Without clear communication and visible testimonials, every new outbreak risks being dismissed as a hoax. And without trust, even the best health response may fail.
Diseases like mpox, chikungunya, dengue fever, and Covid-19 have increasingly affected communities worldwide. Though each disease is caused by a different virus and spreads in different ways, all pose serious health risks.
According to the WHO, mpox is caused by the Mpox virus, which was first discovered in monkeys in 1958 and in humans in the Democratic Republic of Congo (DRC) in 1970.
Mpox spreads through close contact with an infected person, animal, or contaminated materials. It can be transmitted via skin lesions, bodily fluids, or respiratory droplets during prolonged contact.
There are two main clades: Clade I (Central African), which is more severe, and Clade II (West African), which is milder and was behind the 2022 multi-country outbreak. People at higher risk include those with close physical contact with cases, especially during sexual activity, individuals with weakened immune systems, and those travelling to or living in endemic areas.
Chikungunya refers to the painful joint swelling it causes. It was first identified in Tanzania in 1952 and is spread by Aedes aegypti and Aedes albopictus mosquitoes, according to the Centre for Disease Control and Prevention (CDC). These mosquitoes bite during the day.

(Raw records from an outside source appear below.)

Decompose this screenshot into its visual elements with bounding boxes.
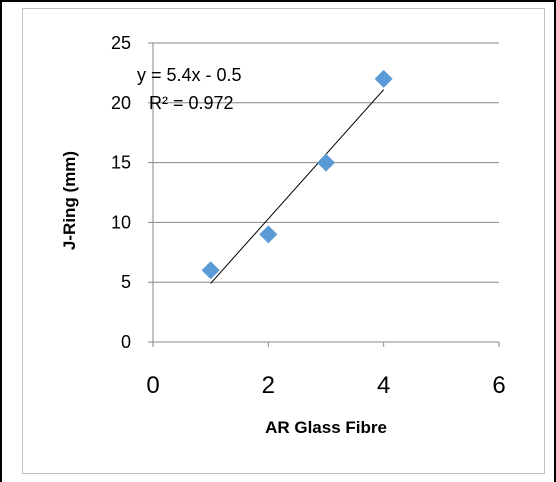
y-axis-title: J-Ring (mm) xyxy=(60,151,79,250)
y-tick-label-15: 15 xyxy=(111,153,131,173)
x-tick-label-2: 2 xyxy=(262,372,275,399)
scatter-chart: 0 5 10 15 20 25 0 2 4 6 J-Ring (mm) AR Glass Fib… xyxy=(60,33,506,437)
x-tick-labels: 0 2 4 6 xyxy=(146,372,505,399)
chart-area: 0 5 10 15 20 25 0 2 4 6 J-Ring (mm) AR Glass Fib… xyxy=(22,8,545,474)
data-point-3 xyxy=(317,153,335,172)
x-tick-label-6: 6 xyxy=(492,372,505,399)
y-tick-label-10: 10 xyxy=(111,212,131,232)
y-tick-label-5: 5 xyxy=(121,272,131,292)
x-tick-label-4: 4 xyxy=(377,372,390,399)
trendline-group xyxy=(210,89,385,284)
trendline-r-squared: R² = 0.972 xyxy=(149,93,234,113)
data-point-4 xyxy=(374,69,393,88)
y-tick-label-25: 25 xyxy=(111,33,131,53)
trendline xyxy=(210,89,385,284)
axes xyxy=(148,42,500,347)
data-points xyxy=(201,69,393,280)
x-axis-title: AR Glass Fibre xyxy=(265,418,387,437)
y-tick-labels: 0 5 10 15 20 25 xyxy=(111,33,131,352)
y-tick-label-0: 0 xyxy=(121,332,131,352)
y-tick-label-20: 20 xyxy=(111,93,131,113)
data-point-1 xyxy=(201,261,220,280)
x-tick-label-0: 0 xyxy=(146,372,159,399)
trendline-equation: y = 5.4x - 0.5 xyxy=(137,65,242,85)
data-point-2 xyxy=(259,225,278,244)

Chikungunya is not transmitted person-to-person. Risk is higher in tropical regions where mosquito control is limited, especially for people active outdoors without protection. Outbreaks often occur in areas with little prior exposure, where immunity is low.
Dengue fever, also spread by Aedes mosquitoes, is caused by the dengue virus (DENV), which has four distinct types (DENV-1 to DENV-4). As per the WHO, the virus likely evolved centuries ago but became a global health threat in the 20th century. Infection with one type gives lifelong immunity to that type - but not to the others.
In fact, according to research published in The Lancet, a second infection with a different type increases the risk of severe complications such as dengue hemorrhagic fever. Risk is highest in urban and semi-urban tropical areas, particularly where mosquito populations thrive due to poor sanitation and stagnant water. Rarely, dengue can spread via blood transfusions or organ transplants.
Covid-19, caused by the SARS-CoV-2 coronavirus, emerged in late 2019 in Wuhan, China, and quickly escalated into a pandemic. Covid-19 primarily spreads through respiratory droplets and aerosols from coughing, sneezing, or talking, and through contact with contaminated surfaces.
It does not involve insect vectors. People are more vulnerable in crowded indoor spaces, areas with poor ventilation, and among unvaccinated or immunocompromised populations. Risk is also higher for older adults and individuals with chronic illnesses like diabetes or heart disease.
Though different, these four diseases all demand vigilance. While mpox and Covid-19 are spread from human to human, chikungunya and dengue are spread by mosquito vectors.